We first observe the following observations. (1) Let $\phi:F_r\to A$ be an embedding. Then we have a corresponding radical tower, where we start from $\phi(F)$ and each time we adjoint $\phi(\alpha_i)$ to the previous field. (2) Let $L$ be a finite extension of $F$. Then $L$ admits a corresponding radical tower, where $L_{i+1} = L_i(\alpha_i)$ and $\alpha_i^{d_i} = a_i\in L_i$.
Let $n = d_0d_1\cdots d_{r-1}$, let $\zeta$ be a primitive $n$'th root of unity, and let $E = F(\zeta)$. So we have a corresponding radical tower $E = E_0 \subseteq \cdots \subseteq E_r$. Let $\{\Phi^{(j)}:1\leq j\leq N\}$ be the collection of all $F$-embeddings from $E_r$ into $A$, where $\Phi^{(1)}$ is the identity map. Then for each $\Phi^{(j)}$ we get a corresponding radical tower. Note that since $E/F$ is a normal extension, we have $\Phi^{(j)}(E) = E$.

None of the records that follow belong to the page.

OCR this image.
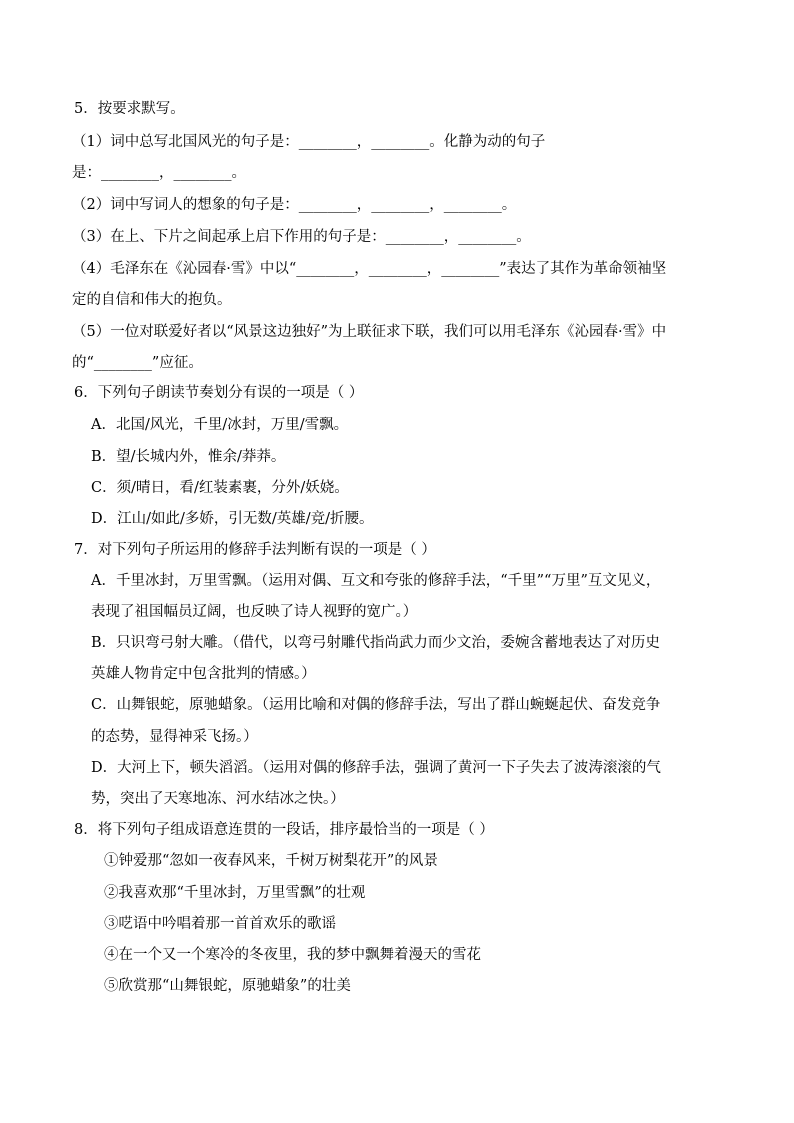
5．按要求默写。
（1）词中总写北国风光的句子是：________，________。化静为动的句子
是：________，________。
（2）词中写词人的想象的句子是：________，________，________。
（3）在上、下片之间起承上启下作用的句子是：________，________。
（4）毛泽东在《沁园春·雪》中以“________，________，________”表达了其作为革命领袖坚
定的自信和伟大的抱负。
（5）一位对联爱好者以“风景这边独好”为上联征求下联，我们可以用毛泽东《沁园春·雪》中
的“________”应征。
6．下列句子朗读节奏划分有误的一项是（ ）
A．北国/风光，千里/冰封，万里/雪飘。
B．望/长城内外，惟余/莽莽。
C．须/晴日，看/红装素裹，分外/妖娆。
D．江山/如此/多娇，引无数/英雄/竞/折腰。
7．对下列句子所运用的修辞手法判断有误的一项是（ ）
A．千里冰封，万里雪飘。（运用对偶、互文和夸张的修辞手法，“千里”“万里”互文见义，
表现了祖国幅员辽阔，也反映了诗人视野的宽广。）
B．只识弯弓射大雕。（借代，以弯弓射雕代指尚武力而少文治，委婉含蓄地表达了对历史
英雄人物肯定中包含批判的情感。）
C．山舞银蛇，原驰蜡象。（运用比喻和对偶的修辞手法，写出了群山蜿蜒起伏、奋发竞争
的态势，显得神采飞扬。）
D．大河上下，顿失滔滔。（运用对偶的修辞手法，强调了黄河一下子失去了波涛滚滚的气
势，突出了天寒地冻、河水结冰之快。）
8．将下列句子组成语意连贯的一段话，排序最恰当的一项是（ ）
①钟爱那“忽如一夜春风来，千树万树梨花开”的风景
②我喜欢那“千里冰封，万里雪飘”的壮观
③呓语中吟唱着那一首首欢乐的歌谣
④在一个又一个寒冷的冬夜里，我的梦中飘舞着漫天的雪花
⑤欣赏那“山舞银蛇，原驰蜡象”的壮美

Now we form our desired radical tower by induction. The first step is just to form the tower $E = E_0\subseteq \cdots \subseteq E_r$, which corresponds to the radical tower of $F$ and the finite extension $E/F$. Assume for some $1\leq J$ we have formed radical towers over $E$, such that the terminal field equals $H_J:=E_r^{(1)}E_r^{(2)}\cdots E_r^{(J)}$, where $E^{(j)} = \Phi^{(j)}(E_r)$. We know that corresponding to the tower $E = E_0\subseteq \cdots \subseteq E_r$ and the embedding $\Phi^{(J+1)}$ there is a tower starting from $E=\Phi^{(J+1)}(E)$ and terminates with $E_r^{(J+1)}$. Since $H_J$ is a finite extension of $E$, we get a corresponding tower starting from $H_J$ and terminates with $H_JE_r^{(J+1)}$. This finishes the inductive construction. The final field in the constructed tower would be $E_r^{(1)}E_r^{(2)}\cdots E_r^{(N)}$, which shows that it is a normal extension of $F$.
Note that in the above, $n$ can be chosen to be any common multiple of the $d_i$'s.